Après un assez long silence, voyant qu’Egerton ne reprenait pas le journal, Randal dit :

« Monsieur, je viens de recevoir une lettre de Frank Hazeldean, qui désire beaucoup me voir. Son père vient d’arriver à Londres inopinément.

— Qu’est-ce qui l’amène ici ? demanda Egerton d’un ton distrait.

— Je crois deviner qu’il a eu vent de quelque folie du pauvre Frank, et Frank m’a l’air un peu de redouter l’entrevue.

— Oui, c’est une très-grande faute que la dissipation chez les jeunes gens ! C’est une faute qui détruit l’indépendance, qui ruine ou enchaîne l’avenir.

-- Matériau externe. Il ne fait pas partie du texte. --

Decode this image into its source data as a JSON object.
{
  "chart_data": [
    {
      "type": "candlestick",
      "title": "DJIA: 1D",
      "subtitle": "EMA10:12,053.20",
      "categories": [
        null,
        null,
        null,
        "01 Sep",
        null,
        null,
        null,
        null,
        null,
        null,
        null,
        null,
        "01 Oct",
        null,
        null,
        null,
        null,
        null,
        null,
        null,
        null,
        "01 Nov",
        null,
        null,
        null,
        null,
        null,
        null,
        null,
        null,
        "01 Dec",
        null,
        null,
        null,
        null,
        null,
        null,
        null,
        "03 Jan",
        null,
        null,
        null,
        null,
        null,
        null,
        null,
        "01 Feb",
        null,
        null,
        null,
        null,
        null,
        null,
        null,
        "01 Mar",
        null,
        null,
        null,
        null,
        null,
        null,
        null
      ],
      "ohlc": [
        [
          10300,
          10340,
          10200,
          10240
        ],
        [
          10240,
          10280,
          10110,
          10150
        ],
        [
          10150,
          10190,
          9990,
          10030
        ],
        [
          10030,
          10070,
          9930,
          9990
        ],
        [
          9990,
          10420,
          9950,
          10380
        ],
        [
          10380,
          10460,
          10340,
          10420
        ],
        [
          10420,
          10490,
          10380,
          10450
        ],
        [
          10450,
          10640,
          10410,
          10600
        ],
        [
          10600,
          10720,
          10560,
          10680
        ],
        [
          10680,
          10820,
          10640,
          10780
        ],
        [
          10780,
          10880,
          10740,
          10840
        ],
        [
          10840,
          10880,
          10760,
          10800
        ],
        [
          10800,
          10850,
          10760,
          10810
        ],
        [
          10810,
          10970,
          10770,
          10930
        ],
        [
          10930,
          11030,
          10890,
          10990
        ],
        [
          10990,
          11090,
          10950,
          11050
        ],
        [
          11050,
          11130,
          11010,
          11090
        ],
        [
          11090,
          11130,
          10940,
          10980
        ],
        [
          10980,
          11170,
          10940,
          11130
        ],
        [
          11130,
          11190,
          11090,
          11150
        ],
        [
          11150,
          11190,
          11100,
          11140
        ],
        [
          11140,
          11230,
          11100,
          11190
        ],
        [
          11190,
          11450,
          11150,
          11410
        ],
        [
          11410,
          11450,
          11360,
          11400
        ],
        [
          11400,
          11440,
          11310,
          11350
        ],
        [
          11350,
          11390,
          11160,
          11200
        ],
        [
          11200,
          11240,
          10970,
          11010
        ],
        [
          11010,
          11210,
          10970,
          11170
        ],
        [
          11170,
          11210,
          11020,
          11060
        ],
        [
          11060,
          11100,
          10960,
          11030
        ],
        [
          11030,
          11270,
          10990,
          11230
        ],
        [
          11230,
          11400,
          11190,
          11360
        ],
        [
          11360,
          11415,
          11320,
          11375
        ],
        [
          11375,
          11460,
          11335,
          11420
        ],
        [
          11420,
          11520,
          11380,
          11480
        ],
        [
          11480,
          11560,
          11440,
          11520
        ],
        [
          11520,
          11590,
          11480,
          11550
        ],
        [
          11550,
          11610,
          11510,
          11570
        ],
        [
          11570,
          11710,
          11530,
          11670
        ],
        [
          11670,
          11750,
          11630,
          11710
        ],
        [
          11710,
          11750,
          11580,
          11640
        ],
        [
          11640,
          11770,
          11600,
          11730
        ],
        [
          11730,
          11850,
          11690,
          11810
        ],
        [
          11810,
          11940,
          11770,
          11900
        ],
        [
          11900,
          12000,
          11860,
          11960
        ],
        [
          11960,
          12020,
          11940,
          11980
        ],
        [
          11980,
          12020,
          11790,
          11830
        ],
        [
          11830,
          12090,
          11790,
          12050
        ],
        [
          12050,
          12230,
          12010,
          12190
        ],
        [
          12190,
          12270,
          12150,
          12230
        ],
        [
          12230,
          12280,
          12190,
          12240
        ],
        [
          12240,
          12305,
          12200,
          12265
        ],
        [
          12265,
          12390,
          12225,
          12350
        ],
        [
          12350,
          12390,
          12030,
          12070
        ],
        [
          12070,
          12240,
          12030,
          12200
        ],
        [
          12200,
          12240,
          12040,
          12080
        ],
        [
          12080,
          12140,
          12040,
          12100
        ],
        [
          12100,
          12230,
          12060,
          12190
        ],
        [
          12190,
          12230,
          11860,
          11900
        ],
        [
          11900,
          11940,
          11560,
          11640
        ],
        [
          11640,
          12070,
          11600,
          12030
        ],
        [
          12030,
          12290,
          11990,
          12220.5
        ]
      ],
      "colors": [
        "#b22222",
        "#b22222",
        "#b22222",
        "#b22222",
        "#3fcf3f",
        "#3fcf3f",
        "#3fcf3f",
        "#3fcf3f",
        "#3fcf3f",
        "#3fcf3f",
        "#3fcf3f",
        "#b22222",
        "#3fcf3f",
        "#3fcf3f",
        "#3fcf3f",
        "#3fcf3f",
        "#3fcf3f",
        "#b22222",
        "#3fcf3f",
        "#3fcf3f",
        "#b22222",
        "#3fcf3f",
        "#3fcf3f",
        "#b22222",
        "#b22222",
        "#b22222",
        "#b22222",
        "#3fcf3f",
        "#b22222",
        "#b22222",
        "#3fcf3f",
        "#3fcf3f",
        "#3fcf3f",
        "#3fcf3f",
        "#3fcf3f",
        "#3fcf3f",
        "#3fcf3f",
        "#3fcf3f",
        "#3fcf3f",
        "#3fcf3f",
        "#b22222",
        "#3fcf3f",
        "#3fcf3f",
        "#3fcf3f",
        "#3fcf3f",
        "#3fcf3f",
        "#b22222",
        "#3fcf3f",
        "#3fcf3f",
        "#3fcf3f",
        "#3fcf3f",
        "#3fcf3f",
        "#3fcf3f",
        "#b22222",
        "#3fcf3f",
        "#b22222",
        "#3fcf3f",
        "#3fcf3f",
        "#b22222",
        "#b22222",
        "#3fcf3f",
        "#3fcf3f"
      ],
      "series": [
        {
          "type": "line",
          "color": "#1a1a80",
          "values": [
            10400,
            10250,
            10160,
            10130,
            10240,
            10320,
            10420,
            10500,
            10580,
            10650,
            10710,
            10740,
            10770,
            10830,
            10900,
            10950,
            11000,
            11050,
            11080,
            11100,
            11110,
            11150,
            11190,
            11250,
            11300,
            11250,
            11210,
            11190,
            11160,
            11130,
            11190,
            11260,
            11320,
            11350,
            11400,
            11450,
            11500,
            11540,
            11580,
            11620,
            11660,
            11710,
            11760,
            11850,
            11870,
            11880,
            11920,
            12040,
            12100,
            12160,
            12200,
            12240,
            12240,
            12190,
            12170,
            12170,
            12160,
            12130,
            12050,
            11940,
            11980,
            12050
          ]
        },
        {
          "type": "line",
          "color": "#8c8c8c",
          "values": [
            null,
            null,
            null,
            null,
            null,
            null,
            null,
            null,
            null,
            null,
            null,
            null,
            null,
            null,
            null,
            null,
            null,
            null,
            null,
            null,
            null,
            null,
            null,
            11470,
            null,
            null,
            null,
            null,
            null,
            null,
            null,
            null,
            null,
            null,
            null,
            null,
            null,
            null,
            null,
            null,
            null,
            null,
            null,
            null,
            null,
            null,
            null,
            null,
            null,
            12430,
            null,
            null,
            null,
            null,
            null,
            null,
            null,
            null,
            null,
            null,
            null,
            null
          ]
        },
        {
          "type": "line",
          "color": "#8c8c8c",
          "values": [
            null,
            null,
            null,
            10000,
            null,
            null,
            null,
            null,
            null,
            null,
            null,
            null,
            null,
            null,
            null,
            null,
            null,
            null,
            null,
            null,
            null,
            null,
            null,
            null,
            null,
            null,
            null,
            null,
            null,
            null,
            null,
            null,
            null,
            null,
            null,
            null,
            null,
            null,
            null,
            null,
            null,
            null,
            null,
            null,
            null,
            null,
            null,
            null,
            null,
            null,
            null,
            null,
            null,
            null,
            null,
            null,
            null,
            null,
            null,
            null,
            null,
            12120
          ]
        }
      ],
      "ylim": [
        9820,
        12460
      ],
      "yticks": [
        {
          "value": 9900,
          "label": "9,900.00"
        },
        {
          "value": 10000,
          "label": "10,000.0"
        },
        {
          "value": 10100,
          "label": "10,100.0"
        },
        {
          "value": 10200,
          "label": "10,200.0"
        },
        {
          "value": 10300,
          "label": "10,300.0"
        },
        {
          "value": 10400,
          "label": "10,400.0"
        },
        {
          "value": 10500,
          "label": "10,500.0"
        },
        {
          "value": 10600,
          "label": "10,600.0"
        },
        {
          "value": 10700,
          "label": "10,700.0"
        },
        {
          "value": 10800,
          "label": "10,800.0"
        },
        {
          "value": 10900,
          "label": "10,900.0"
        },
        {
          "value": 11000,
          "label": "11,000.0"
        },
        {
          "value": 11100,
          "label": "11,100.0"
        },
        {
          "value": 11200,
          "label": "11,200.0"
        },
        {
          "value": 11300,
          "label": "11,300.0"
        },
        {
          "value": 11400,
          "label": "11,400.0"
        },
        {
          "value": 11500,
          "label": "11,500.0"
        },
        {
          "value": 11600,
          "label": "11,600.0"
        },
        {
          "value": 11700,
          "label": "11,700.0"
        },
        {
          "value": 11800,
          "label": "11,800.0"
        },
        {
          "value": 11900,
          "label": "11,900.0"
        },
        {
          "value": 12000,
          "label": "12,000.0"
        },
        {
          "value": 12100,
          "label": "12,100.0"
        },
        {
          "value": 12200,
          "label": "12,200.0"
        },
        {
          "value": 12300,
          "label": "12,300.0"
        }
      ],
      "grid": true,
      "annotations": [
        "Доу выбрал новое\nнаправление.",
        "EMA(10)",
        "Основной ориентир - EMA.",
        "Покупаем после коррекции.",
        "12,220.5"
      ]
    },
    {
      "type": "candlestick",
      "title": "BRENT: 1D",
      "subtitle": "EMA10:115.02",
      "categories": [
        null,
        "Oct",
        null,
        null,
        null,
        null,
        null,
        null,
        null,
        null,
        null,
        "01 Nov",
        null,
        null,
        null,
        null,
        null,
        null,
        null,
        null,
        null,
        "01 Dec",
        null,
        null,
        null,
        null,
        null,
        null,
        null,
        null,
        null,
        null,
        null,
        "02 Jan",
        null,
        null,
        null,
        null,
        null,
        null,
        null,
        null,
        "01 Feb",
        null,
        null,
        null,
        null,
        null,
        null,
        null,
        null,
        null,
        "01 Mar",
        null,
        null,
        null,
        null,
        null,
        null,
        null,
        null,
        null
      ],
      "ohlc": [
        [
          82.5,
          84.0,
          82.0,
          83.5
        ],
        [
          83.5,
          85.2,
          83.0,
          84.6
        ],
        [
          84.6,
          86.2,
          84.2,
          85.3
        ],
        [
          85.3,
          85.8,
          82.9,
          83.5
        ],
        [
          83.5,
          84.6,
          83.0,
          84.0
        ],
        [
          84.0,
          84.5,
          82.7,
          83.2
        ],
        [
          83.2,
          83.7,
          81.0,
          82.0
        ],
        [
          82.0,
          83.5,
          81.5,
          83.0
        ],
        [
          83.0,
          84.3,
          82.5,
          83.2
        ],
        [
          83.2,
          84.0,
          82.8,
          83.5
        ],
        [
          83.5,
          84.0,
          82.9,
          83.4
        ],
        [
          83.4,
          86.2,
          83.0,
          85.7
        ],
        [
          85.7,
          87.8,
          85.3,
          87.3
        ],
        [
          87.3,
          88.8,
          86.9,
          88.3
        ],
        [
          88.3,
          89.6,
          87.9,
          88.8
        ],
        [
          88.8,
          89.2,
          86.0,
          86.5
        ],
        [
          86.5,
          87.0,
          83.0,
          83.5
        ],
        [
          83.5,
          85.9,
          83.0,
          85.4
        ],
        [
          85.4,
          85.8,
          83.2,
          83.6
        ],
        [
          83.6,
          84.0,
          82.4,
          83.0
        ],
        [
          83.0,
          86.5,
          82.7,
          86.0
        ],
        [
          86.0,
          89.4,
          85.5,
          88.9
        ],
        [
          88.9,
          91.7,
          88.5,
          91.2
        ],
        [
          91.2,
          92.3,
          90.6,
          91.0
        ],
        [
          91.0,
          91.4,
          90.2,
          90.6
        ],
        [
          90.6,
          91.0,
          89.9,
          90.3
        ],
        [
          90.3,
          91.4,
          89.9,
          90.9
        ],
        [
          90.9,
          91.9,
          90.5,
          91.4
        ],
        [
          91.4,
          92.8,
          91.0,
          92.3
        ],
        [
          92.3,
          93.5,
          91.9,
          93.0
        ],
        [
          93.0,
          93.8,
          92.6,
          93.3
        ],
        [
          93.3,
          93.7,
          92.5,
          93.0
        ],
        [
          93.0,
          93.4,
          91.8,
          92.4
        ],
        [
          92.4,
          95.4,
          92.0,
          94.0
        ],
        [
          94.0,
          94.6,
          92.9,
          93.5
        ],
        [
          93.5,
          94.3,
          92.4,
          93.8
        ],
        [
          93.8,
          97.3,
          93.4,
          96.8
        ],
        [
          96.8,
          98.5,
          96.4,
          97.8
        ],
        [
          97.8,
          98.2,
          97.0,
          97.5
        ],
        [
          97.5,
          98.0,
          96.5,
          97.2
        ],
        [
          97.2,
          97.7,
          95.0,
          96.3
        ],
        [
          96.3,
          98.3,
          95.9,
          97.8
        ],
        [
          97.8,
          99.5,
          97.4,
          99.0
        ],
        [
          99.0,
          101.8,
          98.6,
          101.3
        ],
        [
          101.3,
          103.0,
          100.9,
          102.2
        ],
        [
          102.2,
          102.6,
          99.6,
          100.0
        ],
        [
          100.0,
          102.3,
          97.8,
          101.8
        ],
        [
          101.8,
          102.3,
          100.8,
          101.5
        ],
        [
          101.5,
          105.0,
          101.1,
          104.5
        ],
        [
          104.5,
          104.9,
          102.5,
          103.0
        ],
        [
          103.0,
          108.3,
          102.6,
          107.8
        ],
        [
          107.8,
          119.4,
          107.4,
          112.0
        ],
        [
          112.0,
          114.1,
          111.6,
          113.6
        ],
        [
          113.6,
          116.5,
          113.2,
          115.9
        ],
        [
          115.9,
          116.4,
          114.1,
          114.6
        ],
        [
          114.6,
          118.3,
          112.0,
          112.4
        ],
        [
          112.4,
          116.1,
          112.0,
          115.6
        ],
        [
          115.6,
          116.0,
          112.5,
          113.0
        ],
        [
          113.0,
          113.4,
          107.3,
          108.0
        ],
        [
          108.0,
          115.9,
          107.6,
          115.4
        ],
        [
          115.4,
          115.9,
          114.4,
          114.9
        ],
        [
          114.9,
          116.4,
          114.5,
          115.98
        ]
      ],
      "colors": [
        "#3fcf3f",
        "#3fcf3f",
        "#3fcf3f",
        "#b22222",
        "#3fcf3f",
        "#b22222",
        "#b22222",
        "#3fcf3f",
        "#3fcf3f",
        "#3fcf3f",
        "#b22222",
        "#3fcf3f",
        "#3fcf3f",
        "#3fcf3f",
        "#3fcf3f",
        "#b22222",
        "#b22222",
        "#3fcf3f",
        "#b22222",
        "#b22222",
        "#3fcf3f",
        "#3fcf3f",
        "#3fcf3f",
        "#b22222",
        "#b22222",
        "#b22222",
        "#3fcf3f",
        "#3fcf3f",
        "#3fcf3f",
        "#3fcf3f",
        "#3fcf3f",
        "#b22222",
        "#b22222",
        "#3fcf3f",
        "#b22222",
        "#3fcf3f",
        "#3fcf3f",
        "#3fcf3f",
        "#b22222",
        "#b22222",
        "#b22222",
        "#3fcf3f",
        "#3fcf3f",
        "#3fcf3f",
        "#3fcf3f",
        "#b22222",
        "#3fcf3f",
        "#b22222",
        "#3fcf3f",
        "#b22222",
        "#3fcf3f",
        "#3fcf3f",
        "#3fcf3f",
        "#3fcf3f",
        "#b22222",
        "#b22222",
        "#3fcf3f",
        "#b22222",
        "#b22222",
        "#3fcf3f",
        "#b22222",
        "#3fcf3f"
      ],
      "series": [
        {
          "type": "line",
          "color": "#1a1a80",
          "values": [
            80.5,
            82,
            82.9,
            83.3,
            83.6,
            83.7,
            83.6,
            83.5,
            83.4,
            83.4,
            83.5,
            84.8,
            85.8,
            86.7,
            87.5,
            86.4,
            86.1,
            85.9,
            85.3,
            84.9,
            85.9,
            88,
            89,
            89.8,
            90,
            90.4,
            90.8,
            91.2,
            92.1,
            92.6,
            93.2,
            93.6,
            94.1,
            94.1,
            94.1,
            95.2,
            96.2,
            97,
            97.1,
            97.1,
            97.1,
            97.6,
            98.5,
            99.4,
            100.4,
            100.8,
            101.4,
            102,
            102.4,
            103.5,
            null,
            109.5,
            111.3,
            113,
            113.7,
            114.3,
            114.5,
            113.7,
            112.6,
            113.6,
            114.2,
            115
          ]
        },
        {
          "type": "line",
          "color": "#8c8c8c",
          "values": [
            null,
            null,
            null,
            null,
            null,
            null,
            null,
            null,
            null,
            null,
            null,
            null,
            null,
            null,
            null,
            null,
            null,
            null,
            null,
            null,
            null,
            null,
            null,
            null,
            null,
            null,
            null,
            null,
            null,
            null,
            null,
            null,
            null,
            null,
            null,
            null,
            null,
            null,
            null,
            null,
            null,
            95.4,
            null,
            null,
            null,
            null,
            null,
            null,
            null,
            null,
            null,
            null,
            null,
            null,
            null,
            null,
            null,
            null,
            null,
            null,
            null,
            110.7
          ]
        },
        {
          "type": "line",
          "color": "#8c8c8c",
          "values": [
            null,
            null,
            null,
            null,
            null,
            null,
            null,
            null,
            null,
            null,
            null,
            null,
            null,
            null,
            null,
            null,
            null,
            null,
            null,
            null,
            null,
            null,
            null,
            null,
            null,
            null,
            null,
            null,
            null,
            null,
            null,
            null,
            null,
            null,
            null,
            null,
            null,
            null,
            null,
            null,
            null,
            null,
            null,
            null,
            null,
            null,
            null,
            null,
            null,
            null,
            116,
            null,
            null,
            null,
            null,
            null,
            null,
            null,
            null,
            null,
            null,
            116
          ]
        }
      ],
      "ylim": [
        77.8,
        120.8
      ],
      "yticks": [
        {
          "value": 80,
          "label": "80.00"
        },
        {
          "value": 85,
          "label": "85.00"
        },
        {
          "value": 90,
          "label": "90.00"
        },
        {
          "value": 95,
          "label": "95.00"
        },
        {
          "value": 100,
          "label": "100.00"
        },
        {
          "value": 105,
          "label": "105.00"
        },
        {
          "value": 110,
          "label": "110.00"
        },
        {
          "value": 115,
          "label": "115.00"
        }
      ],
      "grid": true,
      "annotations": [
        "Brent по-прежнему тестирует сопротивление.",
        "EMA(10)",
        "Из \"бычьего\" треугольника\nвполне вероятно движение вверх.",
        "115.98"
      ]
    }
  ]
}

C’est une grande faute ! une très-grande faute ! Et qu’a besoin la jeunesse d’être dissipatrice ? N’a-t-elle pas tout en elle ? La jeunesse est la jeunesse ; que lui faut-il de plus ? »

Egerton se leva en disant ces mots, alla vers son bureau et ouvrit, à son tour, sa correspondance. Randal prit le journal et essaya, mais en vain, d’y trouver ce qui avait pu provoquer l’exclamation du ministre et la rêverie qui l’avait suivie.

Soudain Egerton se retourna avec vivacité.

« Si vous avez fini le Times, dit-il, ayez la bonté de le mettre ici. »

Randal venait d’obéir quand on frappa à la porte, et lord L’Estrange entra d’un pas plus vif et d’un air plus gai que de coutume.

La main d’Audley tomba machinalement sur le journal, et se posa sur l’article naissance, décès et mariages. Randal en fit la remarque ; puis, saluant lord L’Estrange, il quitta la chambre.

« Audley, dit L’Estrange, j’ai eu une aventure depuis que je ne vous ai vu… une aventure qui m’a rouvert le passé et qui aura peut-être de l’influence sur mon avenir.

— Comment cela ?

— D’abord j’ai rencontré un parent des… des Avenel.

— Vraiment ! Qui ? Richard Avenel ?

— Richard ! Richard ! Qui est-ce ? Oh ! je m’en souviens ! Celui qui est parti pour l’Amérique ; mais je n’étais alors qu’un enfant.